Talbott reduced himself to his location in the Galt House, a business model that means he relies on tourists.
“When they come into town, they leave things behind or just like to pick up something new. And I’ve found it really works for me,” he said.
Talbott says tourists will be hard to come by until this weekend. Since many restrictions have been lifted and people are itching to travel, they are eager to shop.
“It feels great, it gives you hope that the future is bright again, so it’s a good thing to see people live their lives and spend money,” he said.
On the 4th weekend of July, these vacationers were also eager to eat.
“It was unexpectedly busy,” said Brady Frederick, bar manager for Against the Grain.
Frederick is used to baseball traffic from the Louisville Bats games, but the tourist rush is more than welcome.
“Fourth Street Live usually benefits a little more than we do, but with Angel’s Envy right across the street a lot of tourists come there for tastings and tours,” he said.
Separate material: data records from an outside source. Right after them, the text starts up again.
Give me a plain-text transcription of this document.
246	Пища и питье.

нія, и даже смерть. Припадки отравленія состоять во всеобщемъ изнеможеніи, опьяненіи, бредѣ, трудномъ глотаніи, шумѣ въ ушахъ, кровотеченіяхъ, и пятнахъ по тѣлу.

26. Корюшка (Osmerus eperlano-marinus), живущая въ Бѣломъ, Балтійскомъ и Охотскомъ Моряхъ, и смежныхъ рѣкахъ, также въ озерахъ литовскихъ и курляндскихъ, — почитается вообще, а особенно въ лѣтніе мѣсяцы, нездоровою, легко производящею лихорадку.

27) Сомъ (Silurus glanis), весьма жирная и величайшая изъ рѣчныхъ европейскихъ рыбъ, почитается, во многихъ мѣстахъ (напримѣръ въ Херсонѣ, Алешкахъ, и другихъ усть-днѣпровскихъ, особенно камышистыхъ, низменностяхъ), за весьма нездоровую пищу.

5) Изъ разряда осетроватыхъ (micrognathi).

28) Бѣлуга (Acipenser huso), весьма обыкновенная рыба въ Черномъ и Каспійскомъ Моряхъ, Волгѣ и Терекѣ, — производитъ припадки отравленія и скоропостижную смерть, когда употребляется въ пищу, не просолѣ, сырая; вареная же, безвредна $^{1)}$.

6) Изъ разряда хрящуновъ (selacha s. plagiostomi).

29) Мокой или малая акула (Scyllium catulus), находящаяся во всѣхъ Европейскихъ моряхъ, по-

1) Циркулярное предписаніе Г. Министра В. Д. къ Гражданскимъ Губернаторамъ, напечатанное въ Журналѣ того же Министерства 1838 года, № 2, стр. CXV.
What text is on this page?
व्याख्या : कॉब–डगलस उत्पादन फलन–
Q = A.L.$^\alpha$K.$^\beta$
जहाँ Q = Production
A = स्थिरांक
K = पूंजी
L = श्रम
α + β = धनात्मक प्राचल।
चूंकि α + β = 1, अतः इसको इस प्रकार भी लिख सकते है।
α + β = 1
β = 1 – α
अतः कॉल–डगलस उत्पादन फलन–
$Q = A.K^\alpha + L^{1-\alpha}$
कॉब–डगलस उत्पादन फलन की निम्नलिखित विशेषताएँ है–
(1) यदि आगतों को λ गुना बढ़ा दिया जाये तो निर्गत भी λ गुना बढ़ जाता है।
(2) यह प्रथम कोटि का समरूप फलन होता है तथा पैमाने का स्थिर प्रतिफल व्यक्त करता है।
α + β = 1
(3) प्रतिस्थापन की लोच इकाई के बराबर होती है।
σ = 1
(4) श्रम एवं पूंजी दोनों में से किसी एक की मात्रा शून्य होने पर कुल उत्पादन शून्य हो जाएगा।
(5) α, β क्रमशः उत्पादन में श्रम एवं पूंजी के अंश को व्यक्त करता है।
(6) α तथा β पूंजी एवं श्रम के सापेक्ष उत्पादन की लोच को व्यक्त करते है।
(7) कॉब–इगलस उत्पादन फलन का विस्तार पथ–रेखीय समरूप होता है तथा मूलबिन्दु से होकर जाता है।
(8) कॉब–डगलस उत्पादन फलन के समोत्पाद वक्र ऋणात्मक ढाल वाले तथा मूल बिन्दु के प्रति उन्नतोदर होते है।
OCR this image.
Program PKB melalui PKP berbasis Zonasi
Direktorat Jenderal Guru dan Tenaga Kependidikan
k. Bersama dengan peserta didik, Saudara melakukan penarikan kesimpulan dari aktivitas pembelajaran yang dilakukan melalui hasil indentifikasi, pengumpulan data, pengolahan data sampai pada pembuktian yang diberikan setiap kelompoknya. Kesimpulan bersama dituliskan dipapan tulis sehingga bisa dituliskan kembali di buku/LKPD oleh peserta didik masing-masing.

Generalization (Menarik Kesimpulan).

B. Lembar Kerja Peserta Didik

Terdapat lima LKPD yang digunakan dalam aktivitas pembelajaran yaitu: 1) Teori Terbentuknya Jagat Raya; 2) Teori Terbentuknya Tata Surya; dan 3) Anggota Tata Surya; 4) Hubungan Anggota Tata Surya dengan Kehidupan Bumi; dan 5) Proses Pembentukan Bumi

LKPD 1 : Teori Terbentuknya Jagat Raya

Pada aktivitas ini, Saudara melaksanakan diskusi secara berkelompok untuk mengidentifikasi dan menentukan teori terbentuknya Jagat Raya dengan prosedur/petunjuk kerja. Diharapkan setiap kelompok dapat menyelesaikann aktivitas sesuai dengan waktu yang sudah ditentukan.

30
Frederick says the restaurant, like so many others, is struggling with staff, a sign that things are not yet back to normal.
“We’re getting there, but I think it’s going to be a lot more work than we’re used to,” he said.
Eric Talbott is still looking to expand his store and is hoping to reopen a second location somewhere downtown. The challenge is to remind the locals of the shops that are right in their backyards.
“I’m here, I’m open, I’m ready to do business, so come and see me,” he said.
Talbott said his business saw mostly local travelers, people from Nashville, Indianapolis and Cincinnati.
At Against the Grain, Frederick saw a wide selection, with customers from places like Florida and New York.